Savvy Canadian companies use Hong Kong to access China
Hong Kong has been viewed for many years as the ideal launch pad to do business with mainland China. Today, that is truer than ever. The City’s unique geographic location (it’s less than an hour’s drive to the hub city of Shenzhen), its business-friendly outlook and world class infrastructure make it the perfect regional headquarters to do business with China.
Canadian corporations and individuals can also benefit from Hong Kong’s much vaunted 2014 Canada-Hong Kong Tax Treaty, which provides significant tax relief and savings. Savvy Canadian companies have realized that having a Hong Kong affiliate company allows them – because of the tax treaty – to distribute revenue as a dividend, free from Canadian tax. For companies doing business in mainland China, this is a business gift from the heavens.
Furthermore, the withholding tax rate for cross-border payments which would be payable if they were made client to convert, (such as dividends, certain interest income and royalties) made between China and is reduced by half ( from 10% to 15%) under the CEPA Agreement between Hong Kong and the PRC, thereby stimulating cross-border capital flow and foreign direct investment.
“Low taxes mean Canadian and Hong Kong affiliate companies can save money by investing in other areas, thus creating employment opportunities and, overall, healthy organic growth,” said Ken Deayton, Founder and CEO of The Hong Kong Corporate Services Group.
Investment Opportunities
In 2018, Chinese investment into Canada fell by a whopping 47%, due to Beijing‘s restrictions on capital outflows as part of its plan to stabilize the Yuan. That coupled with the broader global economic and political uncertainties (Trump trade war and the unfortunate Huawei case) has hampered Chinese outward investment into Canada.
But the business-friendly tax treaty between Canada and Hong Kong offers a way for Chinese investment, via Hong Kong-domiciled businesses. Chinese investors can funnel Canada-bound investment funds through Hong Kong subsidiaries, without impinging on the existing restrictions, often at a rate of tax that makes the investment even more attractive.
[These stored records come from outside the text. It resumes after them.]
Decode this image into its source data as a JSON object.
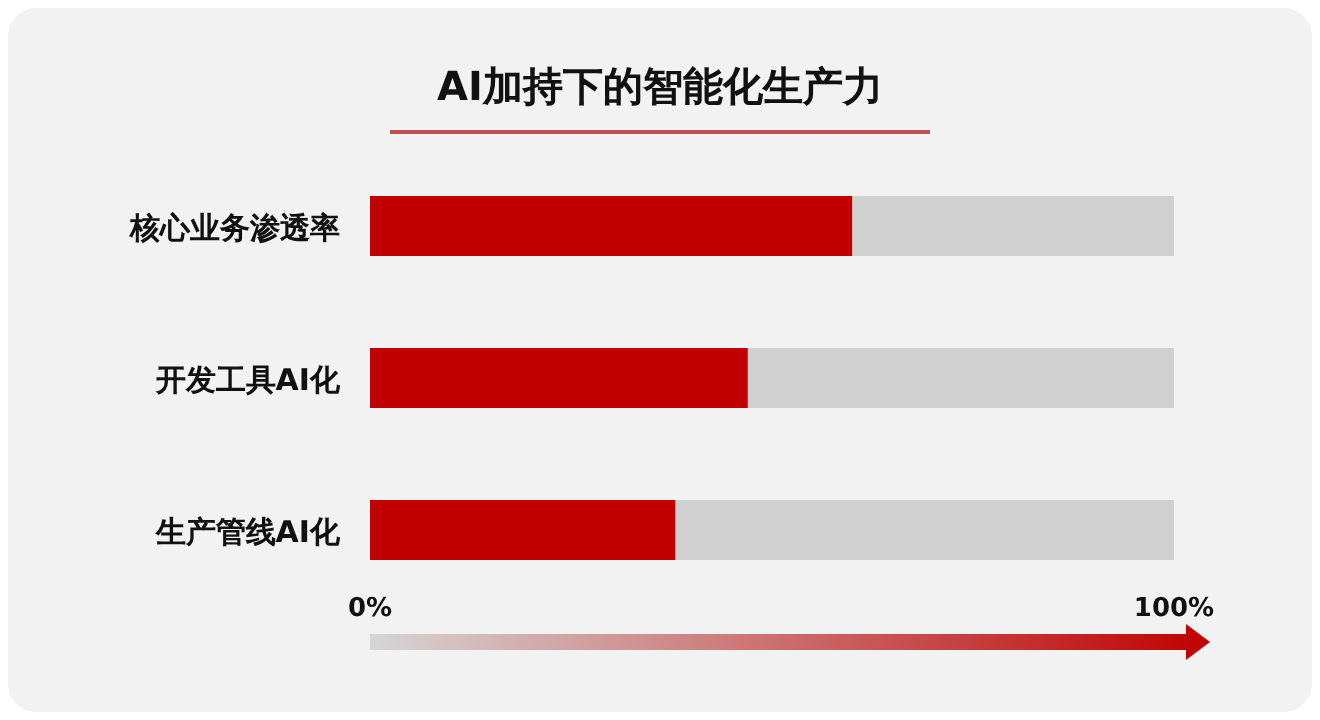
{
  "chart_data": {
    "type": "bar",
    "orientation": "horizontal",
    "stacked": true,
    "title": "AI加持下的智能化生产力",
    "categories": [
      "核心业务渗透率",
      "开发工具AI化",
      "生产管线AI化"
    ],
    "series": [
      {
        "color": "#c00000",
        "values": [
          60,
          47,
          38
        ]
      },
      {
        "color": "#d0d0d0",
        "values": [
          40,
          53,
          62
        ]
      }
    ],
    "xlim": [
      0,
      100
    ],
    "xticks": [
      {
        "value": 0,
        "label": "0%"
      },
      {
        "value": 100,
        "label": "100%"
      }
    ]
  }
}
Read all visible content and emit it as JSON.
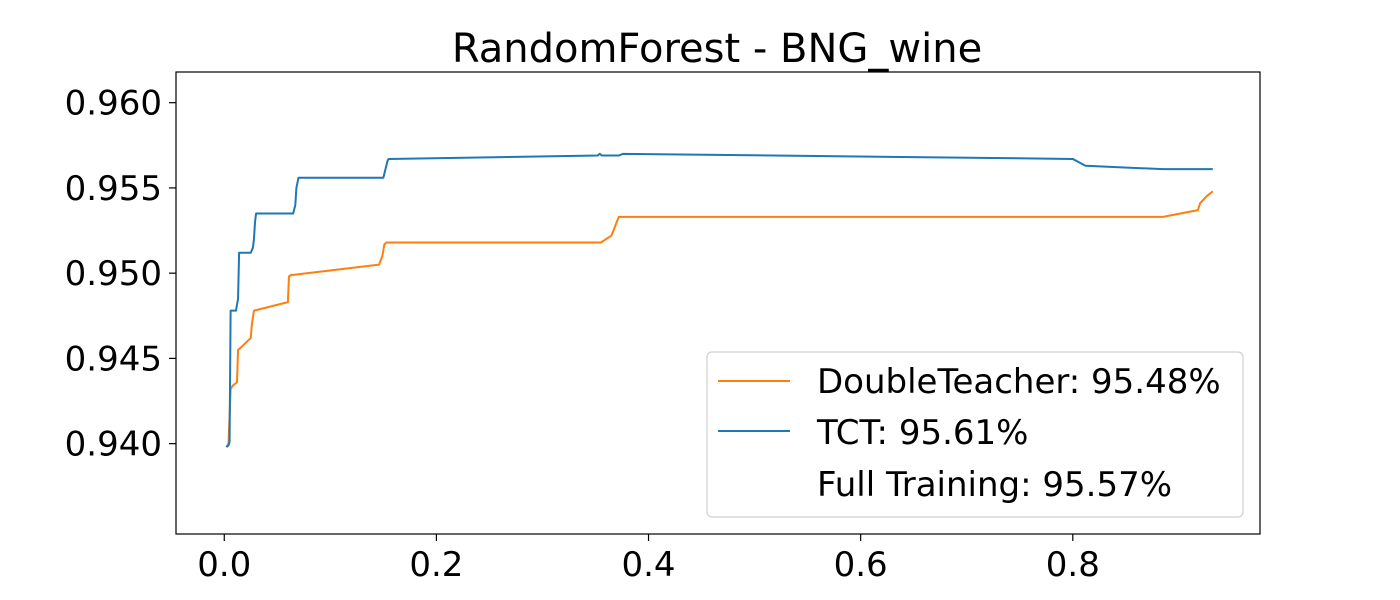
{
  "chart_data": {
    "type": "line",
    "title": "RandomForest - BNG_wine",
    "xlabel": "",
    "ylabel": "",
    "xlim": [
      -0.0455,
      0.9765
    ],
    "ylim": [
      0.9347,
      0.9618
    ],
    "xticks": [
      0.0,
      0.2,
      0.4,
      0.6,
      0.8
    ],
    "xtick_labels": [
      "0.0",
      "0.2",
      "0.4",
      "0.6",
      "0.8"
    ],
    "yticks": [
      0.94,
      0.945,
      0.95,
      0.955,
      0.96
    ],
    "ytick_labels": [
      "0.940",
      "0.945",
      "0.950",
      "0.955",
      "0.960"
    ],
    "grid": false,
    "legend_position": "lower-right",
    "series": [
      {
        "name": "DoubleTeacher: 95.48%",
        "color": "#ff7f0e",
        "x": [
          0.002,
          0.004,
          0.006,
          0.008,
          0.012,
          0.013,
          0.015,
          0.025,
          0.026,
          0.028,
          0.06,
          0.061,
          0.063,
          0.065,
          0.146,
          0.149,
          0.151,
          0.153,
          0.355,
          0.365,
          0.367,
          0.37,
          0.372,
          0.374,
          0.885,
          0.918,
          0.92,
          0.926,
          0.932
        ],
        "y": [
          0.9398,
          0.94,
          0.9432,
          0.9434,
          0.9436,
          0.9455,
          0.9456,
          0.9462,
          0.947,
          0.9478,
          0.9483,
          0.9498,
          0.9499,
          0.9499,
          0.9505,
          0.951,
          0.9517,
          0.9518,
          0.9518,
          0.9522,
          0.9525,
          0.953,
          0.9533,
          0.9533,
          0.9533,
          0.9537,
          0.9541,
          0.9545,
          0.9548
        ]
      },
      {
        "name": "TCT: 95.61%",
        "color": "#1f77b4",
        "x": [
          0.002,
          0.004,
          0.005,
          0.006,
          0.007,
          0.011,
          0.013,
          0.014,
          0.025,
          0.027,
          0.028,
          0.029,
          0.03,
          0.032,
          0.065,
          0.067,
          0.068,
          0.07,
          0.073,
          0.15,
          0.152,
          0.154,
          0.155,
          0.352,
          0.354,
          0.356,
          0.372,
          0.376,
          0.8,
          0.806,
          0.812,
          0.885,
          0.932
        ],
        "y": [
          0.9398,
          0.9399,
          0.9401,
          0.9478,
          0.9478,
          0.9478,
          0.9485,
          0.9512,
          0.9512,
          0.9515,
          0.952,
          0.953,
          0.9535,
          0.9535,
          0.9535,
          0.954,
          0.955,
          0.9556,
          0.9556,
          0.9556,
          0.9561,
          0.9566,
          0.9567,
          0.9569,
          0.957,
          0.9569,
          0.9569,
          0.957,
          0.9567,
          0.9565,
          0.9563,
          0.9561,
          0.9561
        ]
      },
      {
        "name": "Full Training: 95.57%",
        "color": "none",
        "x": [],
        "y": []
      }
    ]
  }
}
“We’re entering an extremely exciting time for business in Southern China,” said Ken Deayton, Founder and CEO of The Hong Kong Corporate Services Group. “The region is already growing rapidly, but the recently-announced Greater Bay Area blueprint marks a statement of intent by China to ensure that there is even greater cooperation and synergy among the 11 named powerhouse cities in Southern China. The plan will have huge ramifications for business.”
The Greater Bay Area instantly becomes one of the world’s most dynamic economic regions. It pools together a population of 67.6 million people (nearly double the entire Canadian population) spread over an area of 56,000 sq. km – about the size of Nova Scotia. The combined Gross Domestic Product (GDP) of the Greater Bay Area is about US$1.36 trillion –about that of Australia.
The blueprint encourages closer cooperation in the areas of infrastructure development and current connectivity, innovation and technology, environmental protection, new energies, livability and young entrepreneurship.
Advantage Hong Kong
Hong Kong is earmarked as one of the core engines for Greater Bay Area economic development, as the City provides financial and services expertise that is practically unmatched anywhere in the world. Hong Kong is also in a unique position – vis-à-vis China – in that its government and legal systems are at arm’s-length from the Mainland, due to its “One country Two Systems” status. This allows companies operating in the City to enjoy a certain degree of stability and transparency not found on the mainland.
With the tax treaty now in place between Canada and Hong Kong, coupled with the City’s business-friendly outlook and world class infrastructure, it makes even more sense for Canadian companies looking to do business in Southern China to set up a local affiliate to take advantage. A Hong Kong based affiliate of a Canadian corporation not only enjoys favourable tax relief and reduced withholding tax rates on interest payments and royalties, but also has the protection of Hong Kong’s more stringent rule of law while being in the ideal location to access the Greater Bay Area.